The former are not only consistent with general progress, but in some sense a condition of it. In following the steep ascent of advancement, we must cast aside some of our baggage. We must husband our resources and spend them where the return will be most bountiful. Where we strike the balance of our mental losses and gains and find it in favour of general improvement, we may rest content.
1. Absorption through Concentration Elsewhere.—The concentration of the ethnic mind on the cultivation of one group-trait infallibly leads to a diminution of other faculties. The group has a fixed amount of time, activity, and mental force, and if this is concentrated chiefly on one purpose, others must suffer.

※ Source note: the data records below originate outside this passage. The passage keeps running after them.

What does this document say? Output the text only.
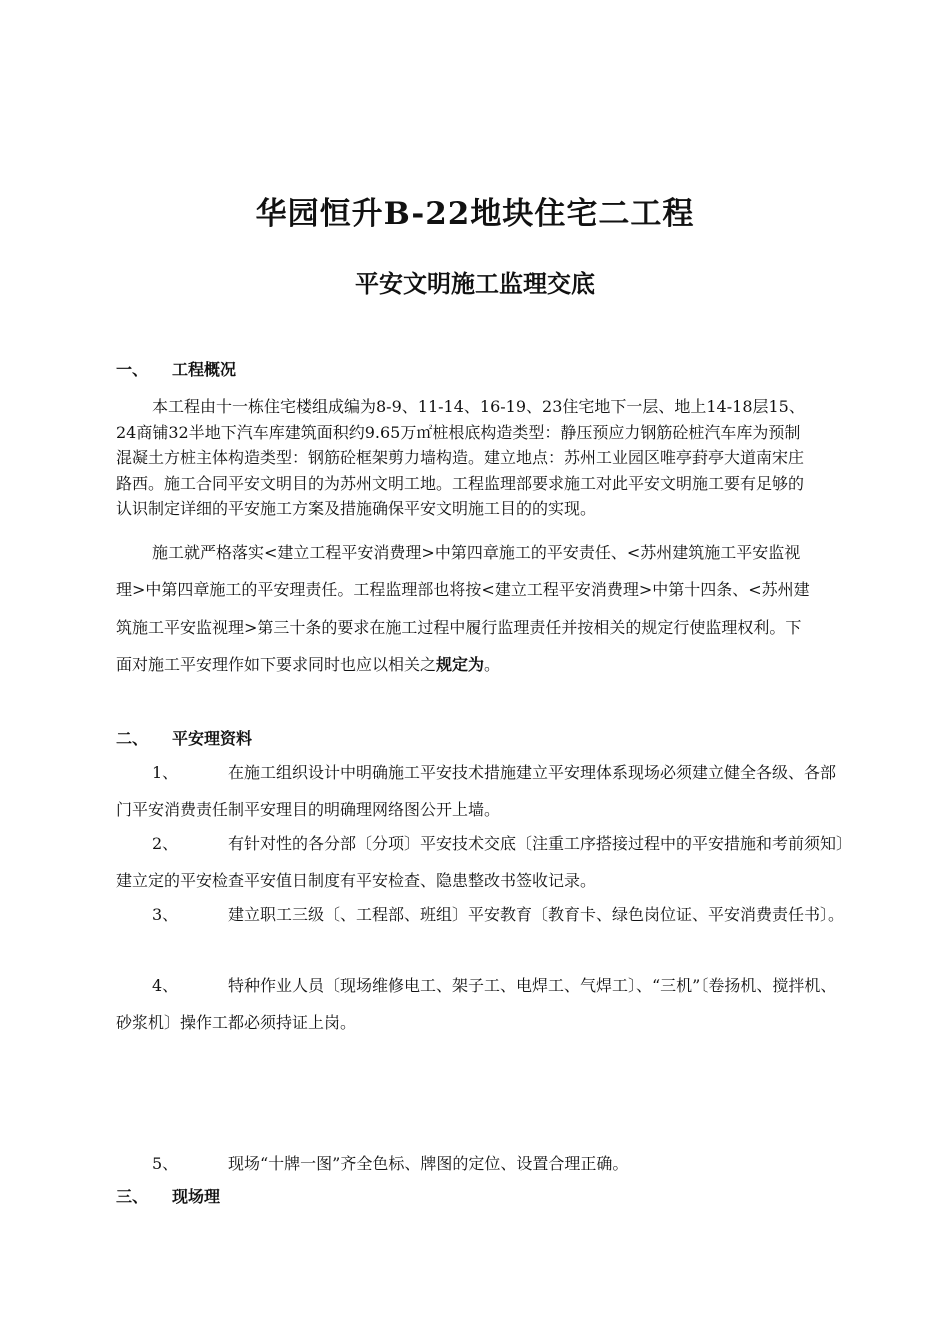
华园恒升B-22地块住宅二工程
平安文明施工监理交底
一、 工程概况

本工程由十一栋住宅楼组成编为8-9、11-14、16-19、23住宅地下一层、地上14-18层15、24商铺32半地下汽车库建筑面积约9.65万㎡桩根底构造类型：静压预应力钢筋砼桩汽车库为预制混凝土方桩主体构造类型：钢筋砼框架剪力墙构造。建立地点：苏州工业园区唯亭葑亭大道南宋庄路西。施工合同平安文明目的为苏州文明工地。工程监理部要求施工对此平安文明施工要有足够的认识制定详细的平安施工方案及措施确保平安文明施工目的的实现。

施工就严格落实<建立工程平安消费理>中第四章施工的平安责任、<苏州建筑施工平安监视理>中第四章施工的平安理责任。工程监理部也将按<建立工程平安消费理>中第十四条、<苏州建筑施工平安监视理>第三十条的要求在施工过程中履行监理责任并按相关的规定行使监理权利。下面对施工平安理作如下要求同时也应以相关之规定为。

二、 平安理资料

1、	在施工组织设计中明确施工平安技术措施建立平安理体系现场必须建立健全各级、各部门平安消费责任制平安理目的明确理网络图公开上墙。

2、	有针对性的各分部〔分项〕平安技术交底〔注重工序搭接过程中的平安措施和考前须知〕建立定的平安检查平安值日制度有平安检查、隐患整改书签收记录。

3、	建立职工三级〔、工程部、班组〕平安教育〔教育卡、绿色岗位证、平安消费责任书〕。

4、	特种作业人员〔现场维修电工、架子工、电焊工、气焊工〕、“三机”〔卷扬机、搅拌机、砂浆机〕操作工都必须持证上岗。

5、	现场“十牌一图”齐全色标、牌图的定位、设置合理正确。

三、 现场理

History offers numberless examples of this. A few will suffice. The Vikings of Norseland had but one vocation—war; and though they repeatedly founded kingdoms in the south, not one survived. The capacities for peaceful life were lost in them, but for generations they were the terror of the more numerous and highly cultured nations of the south.
Exclusive devotion to the religious sentiment has reduced many peoples to practical imbecility, especially where the State has used its powers to force a particular church upon the community. Nothing, indeed, has brought about more complete intellectual atrophy.
These are examples where the process under consideration has been misdirected or carried too far. When it is properly guided, the compensation for the loss or diminution of one faculty is vastly greater than the value of that faculty. Thus, it was through the cultivation of his intelligence that early man lost his instincts. Through an earnest desire for peace which sprang up in the cities of the Middle Ages, the constant strife between the feudal nobles was measurably checked, to the signal advantage of the nation.
Where the stress of mental attention is directed to the cultivation of secondary traits or of those which make against the general welfare, the process is still physiological; it may, indeed, for the time be advantageous, concentrating the group-feeling and fitting the nation for its immediate conditions. Thus, in the present age, industrialism attracts to its sphere most of the ability of several leading nations. It offers not in itself a high ideal of life, but appears to be one peculiarly suited to the prevailing conditions of humanity. It stores reserve national force which will, doubtless, in time be expended on nobler aims.